Chciałam go odepchnąć, krzyknąć, uciec z pokoju, ale nie miałam kontroli nad własnym ciałem. Jakby moje wszystkie mięśnie odmówiły posłuszeństwa.
Więc mogłam tylko patrzeć ja jego brudne ręce ściągają moją bluzkę i powoli przechodzą do rozporka spodni. Popchnął mnie na plecy.
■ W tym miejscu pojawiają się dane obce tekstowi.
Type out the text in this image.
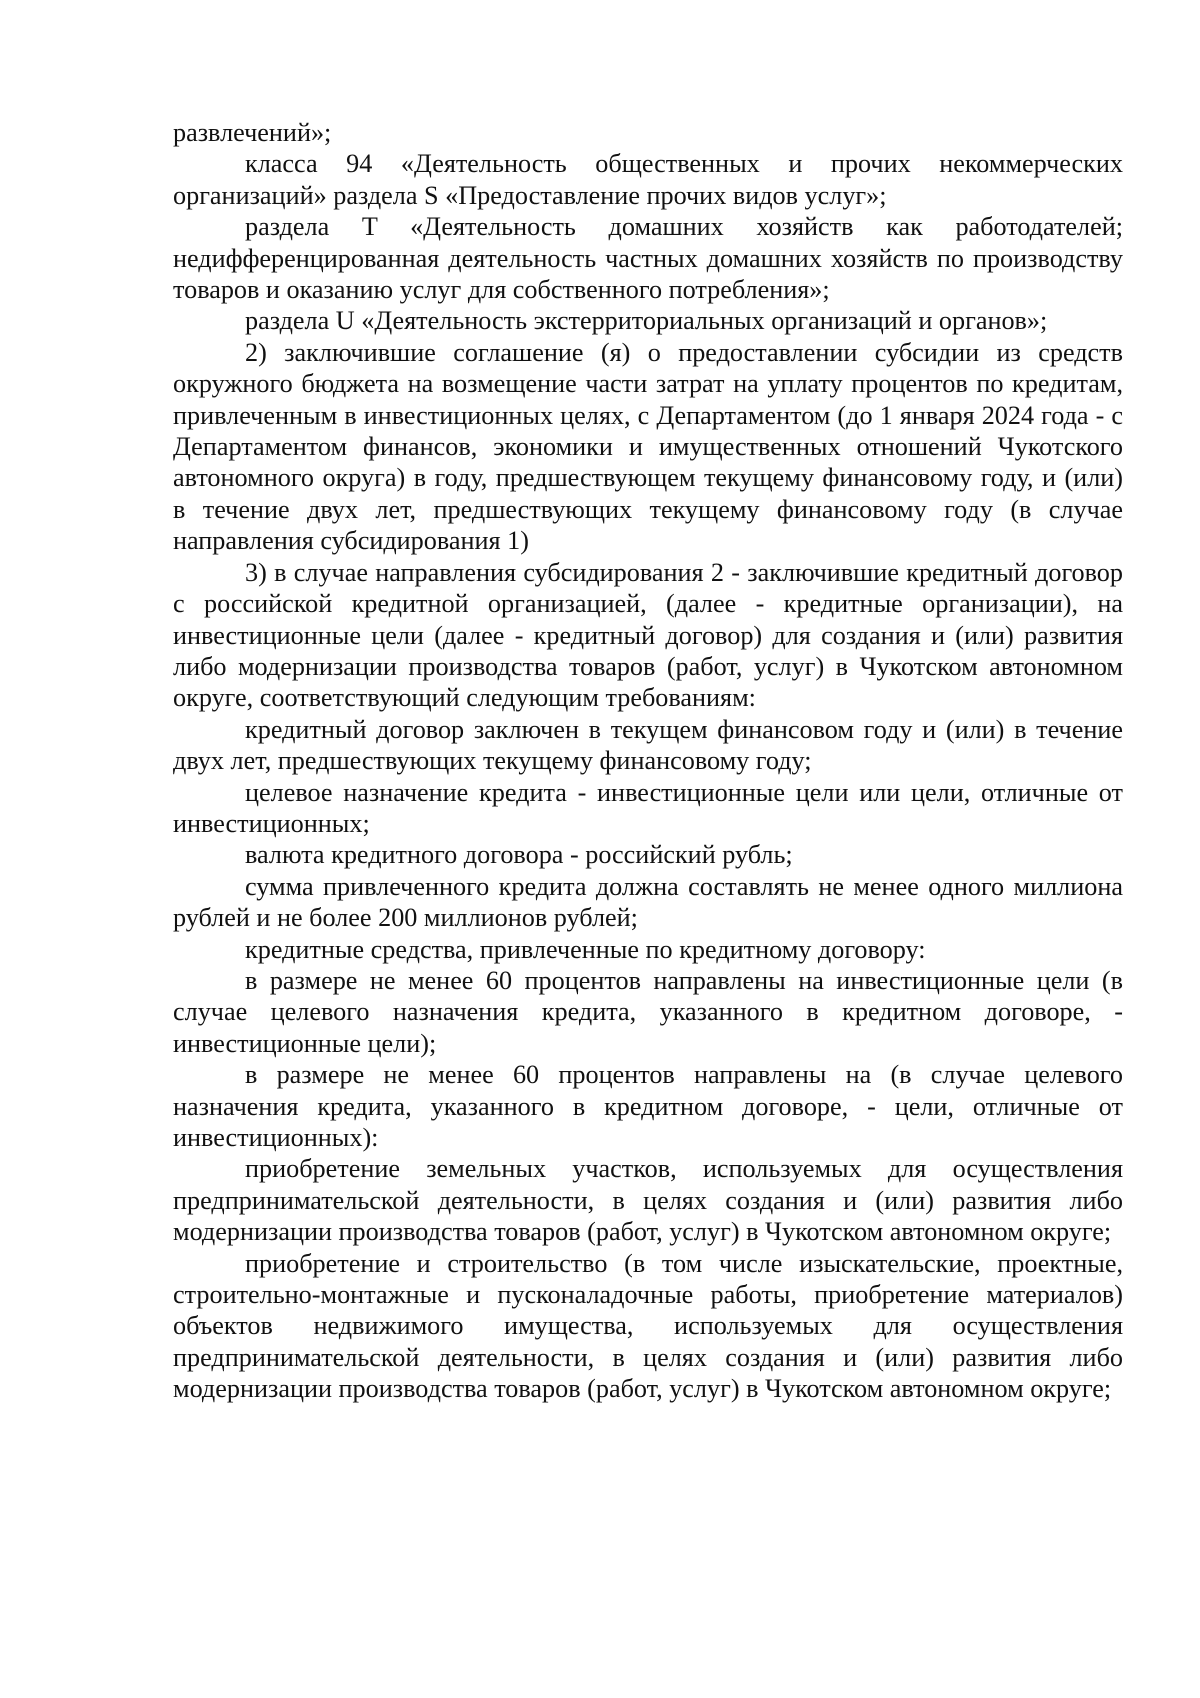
развлечений»;

класса 94 «Деятельность общественных и прочих некоммерческих организаций» раздела S «Предоставление прочих видов услуг»;

раздела T «Деятельность домашних хозяйств как работодателей; недифференцированная деятельность частных домашних хозяйств по производству товаров и оказанию услуг для собственного потребления»;

раздела U «Деятельность экстерриториальных организаций и органов»;

2) заключившие соглашение (я) о предоставлении субсидии из средств окружного бюджета на возмещение части затрат на уплату процентов по кредитам, привлеченным в инвестиционных целях, с Департаментом (до 1 января 2024 года - с Департаментом финансов, экономики и имущественных отношений Чукотского автономного округа) в году, предшествующем текущему финансовому году, и (или) в течение двух лет, предшествующих текущему финансовому году (в случае направления субсидирования 1)

3) в случае направления субсидирования 2 - заключившие кредитный договор с российской кредитной организацией, (далее - кредитные организации), на инвестиционные цели (далее - кредитный договор) для создания и (или) развития либо модернизации производства товаров (работ, услуг) в Чукотском автономном округе, соответствующий следующим требованиям:

кредитный договор заключен в текущем финансовом году и (или) в течение двух лет, предшествующих текущему финансовому году;

целевое назначение кредита - инвестиционные цели или цели, отличные от инвестиционных;

валюта кредитного договора - российский рубль;

сумма привлеченного кредита должна составлять не менее одного миллиона рублей и не более 200 миллионов рублей;

кредитные средства, привлеченные по кредитному договору:

в размере не менее 60 процентов направлены на инвестиционные цели (в случае целевого назначения кредита, указанного в кредитном договоре, - инвестиционные цели);

в размере не менее 60 процентов направлены на (в случае целевого назначения кредита, указанного в кредитном договоре, - цели, отличные от инвестиционных):

приобретение земельных участков, используемых для осуществления предпринимательской деятельности, в целях создания и (или) развития либо модернизации производства товаров (работ, услуг) в Чукотском автономном округе;

приобретение и строительство (в том числе изыскательские, проектные, строительно-монтажные и пусконаладочные работы, приобретение материалов) объектов недвижимого имущества, используемых для осуществления предпринимательской деятельности, в целях создания и (или) развития либо модернизации производства товаров (работ, услуг) в Чукотском автономном округе;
Ja, niezdolna do ruchu, opadłam na materac niczym szmaciana lalka.
On tylko wstał i podziwiał swoje dzieło.
Stał i patrzył na moje ciało okryte jedynie bielizną.
Kiedy już wydawało mi się, że stracę przytomność do pokoju weszła Mary.
-Co tu się do cholery wyprawia?!- zaczęła wydzierać się a za jej plecami zebrało się grono gapiów chcących zobaczyć co się stało.
-Ona mnie do tego zmusiła!- Zack krzyknął- Zwabiła mnie do pokoju i-
-Zwabiła Cię!? Serio?!- przerwała mu.
-Powiedziała, że głowa ją boli, więc poszedłem jej pomóc a ona zaczęła się rozbierać!
W tym momencie straciłam przytomność.